Kuroda’s Return Brings a Sigh of Relief

As you certainly know by now, Hiroki Kuroda will be back with the Yankees in 2013 on another one-year pact. Hiroki will receive $15 million, with an opportunity to earn $1 million more based on performance triggers. Fangraphs.com’s crowd sourcing pegged him at two for $24 million. While the fans underestimated the money, he probably could have gotten an additional year from another team. However, and fortunate for the Yankees, Kuroda wanted a one-year deal so he can always have an option to return to Japan where he wishes to finish his career.

Kuroda received a significant raise, but it was undoubtedly merited. The one year deal provides the flexibility the front office needs to meet the $189 million budget for the 2014 season, while remaining competitive. Kuroda backed up CC Sabathia superbly last season, and will be counted on to do so again.

In a career high 219.2 innings, Kuroda finished 2012 with a 3.32 ERA, 3.67 xFIP, and 3.66 SIERA, well worth the $10 million base salary he received. He also delivered two very good postseason starts against Baltimore and Detroit. While he was expected to be a solid addition last season, he has been remarkably consistent throughout his career. In his five seasons, he’s posted SIERAs of 4.04, 3.75, 3.53, and 3.66 in the most recent two. Additionally, his ERA has been anywhere between 3.76 and 3.07.
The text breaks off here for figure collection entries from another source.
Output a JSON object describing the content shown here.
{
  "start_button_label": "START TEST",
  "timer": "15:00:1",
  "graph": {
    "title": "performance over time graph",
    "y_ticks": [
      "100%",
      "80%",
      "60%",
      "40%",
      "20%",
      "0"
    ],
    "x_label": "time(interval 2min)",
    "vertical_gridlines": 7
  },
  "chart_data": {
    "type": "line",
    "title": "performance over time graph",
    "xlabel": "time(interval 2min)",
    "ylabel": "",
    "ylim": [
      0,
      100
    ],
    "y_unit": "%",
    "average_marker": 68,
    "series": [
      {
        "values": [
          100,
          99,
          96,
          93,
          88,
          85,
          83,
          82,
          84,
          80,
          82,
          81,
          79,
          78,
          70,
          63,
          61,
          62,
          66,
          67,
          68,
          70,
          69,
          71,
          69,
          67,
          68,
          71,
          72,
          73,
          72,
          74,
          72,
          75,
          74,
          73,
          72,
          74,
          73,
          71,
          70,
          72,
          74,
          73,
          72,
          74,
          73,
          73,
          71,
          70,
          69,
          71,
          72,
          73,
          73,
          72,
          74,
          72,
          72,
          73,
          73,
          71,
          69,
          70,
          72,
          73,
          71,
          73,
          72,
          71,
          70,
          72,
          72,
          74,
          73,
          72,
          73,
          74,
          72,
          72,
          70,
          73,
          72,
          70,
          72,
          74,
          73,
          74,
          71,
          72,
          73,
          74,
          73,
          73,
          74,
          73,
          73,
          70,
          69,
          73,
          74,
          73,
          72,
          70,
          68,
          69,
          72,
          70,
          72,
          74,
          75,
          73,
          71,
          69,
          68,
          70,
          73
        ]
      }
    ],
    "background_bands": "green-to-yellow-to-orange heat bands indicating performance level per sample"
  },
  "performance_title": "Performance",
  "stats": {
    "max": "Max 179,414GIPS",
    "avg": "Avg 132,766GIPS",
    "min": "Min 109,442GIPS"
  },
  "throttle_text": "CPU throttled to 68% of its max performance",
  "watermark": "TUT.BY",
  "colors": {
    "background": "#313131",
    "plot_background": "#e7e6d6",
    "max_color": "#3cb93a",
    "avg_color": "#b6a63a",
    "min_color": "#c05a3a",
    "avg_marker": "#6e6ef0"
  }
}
Why was Kuroda’s return so pivotal?

For one, the one year contract makes life a lot easier for Brian Cashman. Given the upcoming budget constraints, locking guys into a long-term deals in the rotation really wasn’t an option. Expect the Yankees to try to do as many one-year deals as possible over the next couple of seasons in order to maintain flexibility, similar to what they’ve done with Kuroda and Andy Pettitte. As a plus, Kuroda is probably the best buy available in free agency for those willing to take a one-year contract.

Second, Kuroda’s strong performance garnered him a great deal of trust. He did everything the Yankees ask for: dominate when the ace hit the disabled list, and deliver on three days rest in the postseason. Hiroki also protected home field, thriving at Yankee Stadium to a tune of a 2.72 ERA and 3.50 FIP.

Now that one of the chips has fallen, Brian Cashman can start the focus on the other voids. I still anticipate Pettitte and Mariano Rivera to return, while the catching and right field situation is a bit more tricky. I imagine the Yankees want to bring Russell Martin back, but probably don’t want to give too many years. Lastly, right field is kind of a mystery at this point, with the obvious fallback being Ichiro.